Who’s for this?  Who’s against it?

Council has consistently voted 3-2 for Incremental Infill, the Affordable Housing Overlay, and all the other subsequent issues regarding upzoning Culver City.  The three councilmembers voting for it are Alex Fisch, Daniel Lee, and Yasmine Imani-McMorrin.  The two councilmembers consistently voting against this are Goran Eriksson and Albert Vera. 

This has been the source of bitter division in the Council chambers.  Eriksson and Vera have both written letters to the state claiming a lack of any engagement with residents about these upzoning plans – a clear requirement of the Housing Element process.  Our PAC has also consistently pointed out the lack of resident engagement in this process – even a denial by Councilmembers of their upzoning intention.  You may have seen our door hangers and signs around the city as well.

Two of the Councilmembers – Alex Fisch and Daniel Lee – are seeing their terms end in November.  So far, neither has stated their intentions to run for re-election.  Daniel Lee is currently running for Congress, an indication he’s not looking for another term on the Council.

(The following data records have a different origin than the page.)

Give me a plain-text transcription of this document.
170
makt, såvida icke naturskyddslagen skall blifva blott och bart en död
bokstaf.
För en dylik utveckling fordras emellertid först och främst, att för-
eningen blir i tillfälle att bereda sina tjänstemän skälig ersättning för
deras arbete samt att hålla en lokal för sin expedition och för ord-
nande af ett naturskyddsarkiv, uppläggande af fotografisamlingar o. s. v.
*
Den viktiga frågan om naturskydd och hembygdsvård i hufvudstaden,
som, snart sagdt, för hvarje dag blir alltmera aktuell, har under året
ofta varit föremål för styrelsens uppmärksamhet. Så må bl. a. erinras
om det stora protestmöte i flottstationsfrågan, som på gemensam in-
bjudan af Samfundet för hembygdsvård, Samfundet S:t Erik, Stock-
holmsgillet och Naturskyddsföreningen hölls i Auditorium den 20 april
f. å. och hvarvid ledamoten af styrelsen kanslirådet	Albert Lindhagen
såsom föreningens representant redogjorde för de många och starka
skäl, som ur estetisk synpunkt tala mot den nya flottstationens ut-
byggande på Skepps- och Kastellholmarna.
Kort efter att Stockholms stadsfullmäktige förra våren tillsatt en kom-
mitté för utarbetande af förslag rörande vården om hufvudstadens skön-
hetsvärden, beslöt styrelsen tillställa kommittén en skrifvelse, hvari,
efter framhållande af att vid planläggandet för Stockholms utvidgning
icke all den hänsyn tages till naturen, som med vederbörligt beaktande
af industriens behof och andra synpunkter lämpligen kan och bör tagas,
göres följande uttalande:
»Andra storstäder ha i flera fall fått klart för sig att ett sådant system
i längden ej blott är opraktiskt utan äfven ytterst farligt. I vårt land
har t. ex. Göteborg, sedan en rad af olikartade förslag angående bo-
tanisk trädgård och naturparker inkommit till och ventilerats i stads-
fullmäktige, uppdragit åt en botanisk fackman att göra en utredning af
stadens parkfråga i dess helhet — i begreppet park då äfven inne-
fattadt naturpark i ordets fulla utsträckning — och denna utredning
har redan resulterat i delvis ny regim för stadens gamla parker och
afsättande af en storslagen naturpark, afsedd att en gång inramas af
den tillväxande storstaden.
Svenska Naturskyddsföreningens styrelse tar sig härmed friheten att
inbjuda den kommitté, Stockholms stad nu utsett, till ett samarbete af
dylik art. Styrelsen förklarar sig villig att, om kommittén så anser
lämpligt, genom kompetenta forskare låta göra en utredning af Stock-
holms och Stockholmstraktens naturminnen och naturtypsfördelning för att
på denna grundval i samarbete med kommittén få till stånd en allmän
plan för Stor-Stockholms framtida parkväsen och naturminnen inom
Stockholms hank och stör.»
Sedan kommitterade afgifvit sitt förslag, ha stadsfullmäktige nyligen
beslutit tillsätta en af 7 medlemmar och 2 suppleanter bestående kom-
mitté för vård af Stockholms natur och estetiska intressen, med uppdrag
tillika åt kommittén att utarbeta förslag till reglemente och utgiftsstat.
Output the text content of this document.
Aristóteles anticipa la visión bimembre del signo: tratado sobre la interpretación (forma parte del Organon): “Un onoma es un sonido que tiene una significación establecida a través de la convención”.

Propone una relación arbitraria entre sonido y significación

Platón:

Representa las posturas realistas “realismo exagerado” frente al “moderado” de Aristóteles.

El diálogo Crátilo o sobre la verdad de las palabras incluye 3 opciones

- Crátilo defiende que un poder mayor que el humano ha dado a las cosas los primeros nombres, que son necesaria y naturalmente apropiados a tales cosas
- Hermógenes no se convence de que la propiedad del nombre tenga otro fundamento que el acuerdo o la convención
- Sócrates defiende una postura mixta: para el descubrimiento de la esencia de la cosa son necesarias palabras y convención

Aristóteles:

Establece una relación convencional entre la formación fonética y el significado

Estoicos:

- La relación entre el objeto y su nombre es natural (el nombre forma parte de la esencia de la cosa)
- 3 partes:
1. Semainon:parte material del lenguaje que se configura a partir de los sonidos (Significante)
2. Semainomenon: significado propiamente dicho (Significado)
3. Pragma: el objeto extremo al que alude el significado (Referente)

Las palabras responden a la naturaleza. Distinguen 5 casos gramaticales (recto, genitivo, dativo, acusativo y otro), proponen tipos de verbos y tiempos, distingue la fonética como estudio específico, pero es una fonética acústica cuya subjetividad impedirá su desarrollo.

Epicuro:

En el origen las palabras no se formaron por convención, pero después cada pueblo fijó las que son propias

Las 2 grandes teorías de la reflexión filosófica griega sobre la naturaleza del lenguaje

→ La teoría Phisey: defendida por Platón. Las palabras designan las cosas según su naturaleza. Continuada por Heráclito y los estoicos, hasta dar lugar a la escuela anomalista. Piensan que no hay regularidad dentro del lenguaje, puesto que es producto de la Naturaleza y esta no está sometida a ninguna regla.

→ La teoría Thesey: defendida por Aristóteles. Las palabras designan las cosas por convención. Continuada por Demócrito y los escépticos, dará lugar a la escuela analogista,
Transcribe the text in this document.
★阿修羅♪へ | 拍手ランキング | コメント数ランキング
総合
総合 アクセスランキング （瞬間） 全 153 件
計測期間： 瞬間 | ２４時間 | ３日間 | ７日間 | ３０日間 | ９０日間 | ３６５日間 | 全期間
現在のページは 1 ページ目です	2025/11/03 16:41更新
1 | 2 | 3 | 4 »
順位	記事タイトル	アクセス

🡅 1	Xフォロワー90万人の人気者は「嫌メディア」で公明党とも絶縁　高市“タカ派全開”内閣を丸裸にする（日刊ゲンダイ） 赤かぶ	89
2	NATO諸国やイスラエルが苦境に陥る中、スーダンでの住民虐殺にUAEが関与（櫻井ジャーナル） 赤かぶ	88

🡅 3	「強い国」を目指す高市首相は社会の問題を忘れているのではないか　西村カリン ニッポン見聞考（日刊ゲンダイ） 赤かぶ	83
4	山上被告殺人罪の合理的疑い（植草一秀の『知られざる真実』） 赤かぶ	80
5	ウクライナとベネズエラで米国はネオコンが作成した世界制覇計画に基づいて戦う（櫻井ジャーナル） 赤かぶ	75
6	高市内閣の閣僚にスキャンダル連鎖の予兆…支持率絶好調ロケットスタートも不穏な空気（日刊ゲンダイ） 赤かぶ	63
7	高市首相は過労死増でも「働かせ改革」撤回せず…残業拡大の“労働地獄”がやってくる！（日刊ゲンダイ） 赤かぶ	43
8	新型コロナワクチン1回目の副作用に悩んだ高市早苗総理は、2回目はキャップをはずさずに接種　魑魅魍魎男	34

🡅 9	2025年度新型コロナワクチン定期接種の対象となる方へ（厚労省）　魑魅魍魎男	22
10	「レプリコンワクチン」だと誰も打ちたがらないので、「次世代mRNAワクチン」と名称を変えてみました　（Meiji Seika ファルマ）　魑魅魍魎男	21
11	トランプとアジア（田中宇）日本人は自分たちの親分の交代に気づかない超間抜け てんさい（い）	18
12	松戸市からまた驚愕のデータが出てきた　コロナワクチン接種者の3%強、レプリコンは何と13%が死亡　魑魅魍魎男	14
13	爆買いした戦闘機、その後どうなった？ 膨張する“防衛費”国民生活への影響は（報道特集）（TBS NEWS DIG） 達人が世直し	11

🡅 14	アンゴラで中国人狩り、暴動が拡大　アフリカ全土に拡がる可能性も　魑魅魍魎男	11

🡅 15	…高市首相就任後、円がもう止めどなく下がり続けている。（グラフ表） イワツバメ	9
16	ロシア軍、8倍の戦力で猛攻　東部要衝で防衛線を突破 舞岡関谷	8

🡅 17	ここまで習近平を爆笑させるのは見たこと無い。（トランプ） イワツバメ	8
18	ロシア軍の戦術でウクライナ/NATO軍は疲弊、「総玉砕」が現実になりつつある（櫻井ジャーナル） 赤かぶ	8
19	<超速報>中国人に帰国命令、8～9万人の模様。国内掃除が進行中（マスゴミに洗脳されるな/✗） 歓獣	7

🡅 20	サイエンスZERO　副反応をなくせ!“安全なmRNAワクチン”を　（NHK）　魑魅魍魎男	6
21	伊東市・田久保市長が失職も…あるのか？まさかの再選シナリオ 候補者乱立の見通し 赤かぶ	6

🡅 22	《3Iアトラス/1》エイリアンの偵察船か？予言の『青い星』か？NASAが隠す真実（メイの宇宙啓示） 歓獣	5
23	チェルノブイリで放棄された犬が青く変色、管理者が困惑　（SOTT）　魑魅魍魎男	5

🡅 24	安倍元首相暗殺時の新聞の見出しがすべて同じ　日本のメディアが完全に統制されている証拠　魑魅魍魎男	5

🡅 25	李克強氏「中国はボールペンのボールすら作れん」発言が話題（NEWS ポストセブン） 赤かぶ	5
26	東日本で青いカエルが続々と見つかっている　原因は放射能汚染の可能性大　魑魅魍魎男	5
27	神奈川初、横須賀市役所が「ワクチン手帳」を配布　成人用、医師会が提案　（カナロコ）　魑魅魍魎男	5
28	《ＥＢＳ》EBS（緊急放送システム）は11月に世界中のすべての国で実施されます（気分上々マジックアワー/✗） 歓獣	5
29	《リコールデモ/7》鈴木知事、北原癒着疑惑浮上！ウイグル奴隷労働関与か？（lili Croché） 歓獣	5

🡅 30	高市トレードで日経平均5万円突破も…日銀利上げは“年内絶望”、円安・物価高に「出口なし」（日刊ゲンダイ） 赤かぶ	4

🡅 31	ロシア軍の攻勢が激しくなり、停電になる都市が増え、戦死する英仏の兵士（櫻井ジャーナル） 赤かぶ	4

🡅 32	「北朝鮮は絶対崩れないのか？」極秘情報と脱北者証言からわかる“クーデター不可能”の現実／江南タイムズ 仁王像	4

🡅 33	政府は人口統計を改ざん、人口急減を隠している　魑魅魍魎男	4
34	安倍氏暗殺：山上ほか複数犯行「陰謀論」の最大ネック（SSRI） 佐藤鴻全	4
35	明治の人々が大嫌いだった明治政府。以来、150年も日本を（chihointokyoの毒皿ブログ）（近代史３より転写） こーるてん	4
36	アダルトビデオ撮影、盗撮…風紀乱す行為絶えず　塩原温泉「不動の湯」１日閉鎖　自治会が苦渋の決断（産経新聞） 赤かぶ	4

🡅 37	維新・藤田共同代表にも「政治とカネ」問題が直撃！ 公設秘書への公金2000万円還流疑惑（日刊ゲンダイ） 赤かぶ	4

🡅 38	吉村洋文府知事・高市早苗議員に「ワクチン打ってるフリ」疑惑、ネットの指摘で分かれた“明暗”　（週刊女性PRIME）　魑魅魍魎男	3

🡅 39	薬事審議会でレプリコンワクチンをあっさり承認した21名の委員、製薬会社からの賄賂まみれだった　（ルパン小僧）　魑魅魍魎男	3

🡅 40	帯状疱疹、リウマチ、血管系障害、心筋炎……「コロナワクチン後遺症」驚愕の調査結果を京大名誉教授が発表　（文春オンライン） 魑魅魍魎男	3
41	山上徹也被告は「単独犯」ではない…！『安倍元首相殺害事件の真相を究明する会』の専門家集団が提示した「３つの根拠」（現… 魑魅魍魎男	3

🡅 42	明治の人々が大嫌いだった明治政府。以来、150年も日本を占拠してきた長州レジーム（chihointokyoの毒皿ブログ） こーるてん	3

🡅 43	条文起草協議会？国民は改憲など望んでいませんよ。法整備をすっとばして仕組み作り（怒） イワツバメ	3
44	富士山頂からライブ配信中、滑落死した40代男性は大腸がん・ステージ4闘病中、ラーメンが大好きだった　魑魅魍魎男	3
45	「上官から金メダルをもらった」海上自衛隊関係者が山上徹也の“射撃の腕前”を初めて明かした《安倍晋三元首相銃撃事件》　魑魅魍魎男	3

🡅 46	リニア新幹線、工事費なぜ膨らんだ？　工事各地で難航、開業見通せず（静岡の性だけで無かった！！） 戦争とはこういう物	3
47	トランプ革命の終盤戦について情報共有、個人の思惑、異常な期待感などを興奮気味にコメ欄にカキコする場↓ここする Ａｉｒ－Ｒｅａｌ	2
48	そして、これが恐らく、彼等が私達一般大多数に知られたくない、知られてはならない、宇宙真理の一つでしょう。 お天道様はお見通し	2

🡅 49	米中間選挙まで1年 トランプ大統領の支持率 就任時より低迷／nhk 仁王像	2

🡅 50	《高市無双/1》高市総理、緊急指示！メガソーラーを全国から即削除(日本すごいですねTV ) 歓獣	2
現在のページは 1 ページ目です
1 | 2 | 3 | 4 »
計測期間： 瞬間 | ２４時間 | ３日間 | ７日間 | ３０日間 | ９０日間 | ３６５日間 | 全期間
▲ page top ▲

Residents who are opposed to these upzoning plans have already rallied behind two potential candidates – Dan O’Brien and Denice Renteria.  They both come with the support of Councilmembers Vera and Eriksson.  Many of Fisch and Lee’s original supporters in 2018 have abandoned them because of their stance on upzoning and are now supporting O’Brien and Renteria for Council instead.

Our position at Protect Culver City has always been that the residents need to be engaged in this process, and that Council’s decisions need to reflect the will of the residents.  We’ve written the state ourselves, asking to delay certification of our Housing Element until a new Council is elected in November.  A Housing Element reflecting the new Council would have a much stronger mandate than this one.